Илюшка вздохнул и согласно закивал:

— Хотела куклу на шею привязать.

— Какую куклу? Мою Барби, что ли? — Догадалась Настя и тут же дала волю возмущению: — Так это вы порвали ей платье? А я думаю: кто порвал? И еще под кровать бросили! Потом жалуются: «Марсём руга-а-алась!» — это Настя пропела противным тонким голоском. — Вот и правильно, что вас наказали.

— Правильно, правильно, — заворчал Жорик.

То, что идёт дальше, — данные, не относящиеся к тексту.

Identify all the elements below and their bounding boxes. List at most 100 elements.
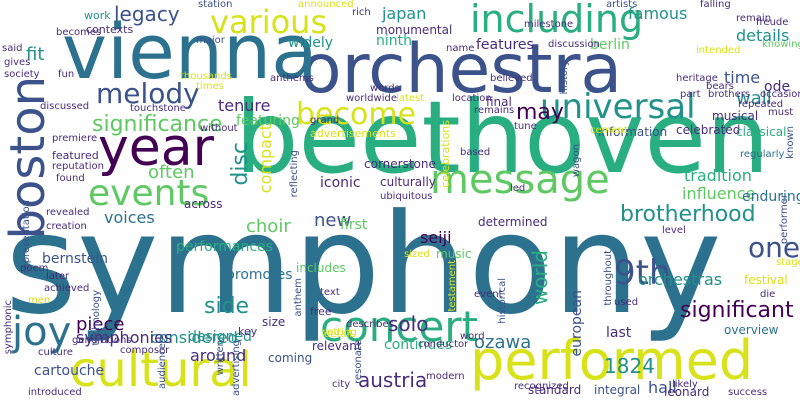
- word: anthem: [293, 278, 304, 317]
- word: disc: [228, 142, 253, 186]
- word: side: [204, 294, 250, 319]
- word: detail: [324, 329, 353, 340]
- word: contexts: [86, 23, 134, 36]
- word: anthems: [270, 73, 314, 84]
- word: become: [296, 97, 417, 132]
- word: orchestra: [300, 30, 623, 109]
- word: stage: [776, 257, 800, 268]
- word: men: [28, 295, 51, 306]
- word: performed: [470, 329, 754, 392]
- word: remains: [474, 105, 515, 116]
- word: joy: [12, 309, 72, 355]
- word: historical: [497, 278, 508, 324]
- word: beethoven: [235, 79, 770, 196]
- word: concert: [320, 302, 479, 351]
- word: must: [768, 107, 794, 118]
- word: rich: [352, 7, 371, 18]
- word: grand: [310, 115, 340, 126]
- word: last: [606, 325, 632, 341]
- word: year: [98, 118, 215, 178]
- word: sized: [404, 249, 430, 260]
- word: repeated: [738, 99, 784, 110]
- word: testament: [447, 260, 458, 312]
- word: occasions: [760, 89, 800, 100]
- word: latest: [396, 93, 425, 104]
- word: found: [56, 173, 85, 184]
- word: universal: [540, 87, 696, 127]
- word: audiences: [157, 338, 168, 389]
- word: may: [516, 100, 564, 125]
- word: name: [446, 43, 475, 54]
- word: remain: [736, 13, 772, 24]
- word: knowing: [762, 39, 800, 50]
- word: event: [474, 289, 503, 300]
- word: details: [736, 26, 790, 45]
- word: festival: [744, 273, 788, 287]
- word: standard: [528, 383, 582, 397]
- word: symphonic: [3, 300, 14, 355]
- word: featured: [52, 149, 99, 162]
- word: significance: [92, 112, 223, 137]
- word: milestone: [524, 19, 574, 30]
- word: ozawa: [474, 332, 532, 353]
- word: one: [748, 231, 800, 264]
- word: major: [196, 35, 225, 46]
- word: new: [314, 210, 352, 231]
- word: around: [190, 346, 247, 365]
- word: falling: [700, 0, 731, 10]
- word: based: [460, 147, 491, 158]
- word: culturally: [380, 175, 436, 189]
- word: including: [470, 0, 644, 41]
- word: monumental: [376, 23, 453, 37]
- word: cement: [590, 125, 628, 136]
- word: iconic: [320, 175, 361, 191]
- word: times: [196, 81, 224, 92]
- word: ubiquitous: [380, 191, 433, 202]
- word: bears: [706, 81, 734, 92]
- word: regularly: [740, 149, 785, 160]
- word: poem: [20, 263, 49, 274]
- word: melody: [96, 77, 200, 110]
- word: significant: [680, 298, 794, 323]
- word: world: [528, 250, 552, 306]
- word: known: [785, 126, 796, 159]
- word: discussed: [40, 101, 90, 112]
- word: music: [436, 247, 472, 261]
- word: tune: [514, 121, 537, 132]
- word: text: [320, 287, 340, 298]
- word: bernstein: [42, 251, 109, 267]
- word: various: [210, 3, 328, 41]
- word: time: [724, 68, 761, 87]
- word: celebrations: [439, 120, 452, 188]
- word: words: [370, 83, 400, 94]
- word: becomes: [56, 27, 102, 38]
- word: technology: [91, 290, 102, 346]
- word: setting: [322, 327, 357, 338]
- word: achieved: [44, 283, 90, 294]
- word: cultural: [70, 342, 252, 398]
- word: freude: [756, 17, 789, 28]
- word: society: [4, 69, 40, 80]
- word: history: [559, 60, 570, 95]
- word: symphony: [5, 184, 722, 345]
- word: brotherhood: [620, 202, 756, 227]
- word: vienna: [62, 7, 318, 96]
- word: considered: [150, 328, 238, 347]
- word: berlin: [590, 37, 630, 53]
- word: enduring: [742, 189, 800, 205]
- word: used: [614, 297, 639, 308]
- word: likely: [672, 379, 698, 390]
- word: intended: [696, 45, 741, 56]
- word: cornerstone: [364, 157, 436, 171]
- word: choir: [246, 216, 291, 237]
- word: solo: [388, 312, 429, 336]
- word: brothers: [708, 89, 751, 100]
- word: creation: [46, 221, 87, 232]
- word: reputation: [52, 161, 104, 172]
- word: success: [728, 387, 768, 398]
- word: touchstone: [130, 103, 186, 114]
- word: believed: [490, 73, 533, 84]
- word: piece: [76, 314, 125, 335]
- word: often: [148, 162, 195, 183]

Не надо кукол разбрасывать! — он внезапно решил использовать свое положение в воспитательных целях. — А то разбрасывают тут, а потом — платье порвали.

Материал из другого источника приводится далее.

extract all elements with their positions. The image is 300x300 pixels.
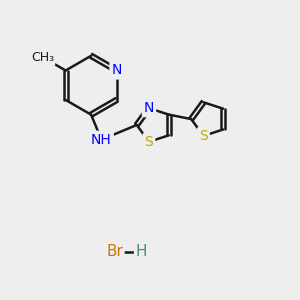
Text: Br: Br: [106, 244, 123, 259]
Text: N: N: [111, 64, 122, 77]
Text: S: S: [199, 129, 208, 143]
Text: S: S: [145, 135, 153, 149]
Text: N: N: [144, 101, 154, 115]
Text: CH₃: CH₃: [31, 52, 54, 64]
Text: H: H: [135, 244, 147, 259]
Text: NH: NH: [91, 133, 112, 147]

— А ты — не хватай, — резонно заметила Вера.

На этом публичный разбор инцидента был исчерпан.

Не успела забыться история с куклой, как поступили жалобы на Ромика: он пытался проникнуть на женскую половину туалета, проявив интерес к тому, что там, у девочек, в трусах. Обладательницы трусов сообщали об оскорблении своей чести плаксиво и настойчиво и в конце концов вывели Марсём из себя. Она велела всем девочкам достать трусики, в которых они ходили на уроки танцев, насыпала их щедрой кучкой перед Ромиком и пожелала ему приятного исследовательского труда.

Ромик выглядел совершенно уничтоженным. Он был маленьким, худеньким, по природе своей совершенно безвредным, и обожал играть с девочками. Уличенный в неправедных намерениях, Ромик даже не пытался сдерживаться — только горько плакал, вызывая у заложившей его публики сочувствие, граничащее с нежностью. Марсём не была исключением. Она сказала: «О, Господи!», смела со стола трусы, швырнула их в корзинку и велела большой Насте проводить Ромика в умывальник.

А через пару дней позвонил папа Егора. Егор принес домой машинку, сообщил он, немного волнуясь. Сначала Марсём не усмотрела в этом ничего криминального. Но, осторожно заметил Егоркин папа, его сын не мог толком объяснить, как машинка к нему попала. И, что особенно тревожно, это не первая машинка, пополнившая игрушечный автопарк Егора. За три дня до этого была другая. А на прошлой неделе к числу Егоровых игрушек был приобщен робот неизвестного происхождения. Из чего папа Егора заключил: он приносит чужие игрушки.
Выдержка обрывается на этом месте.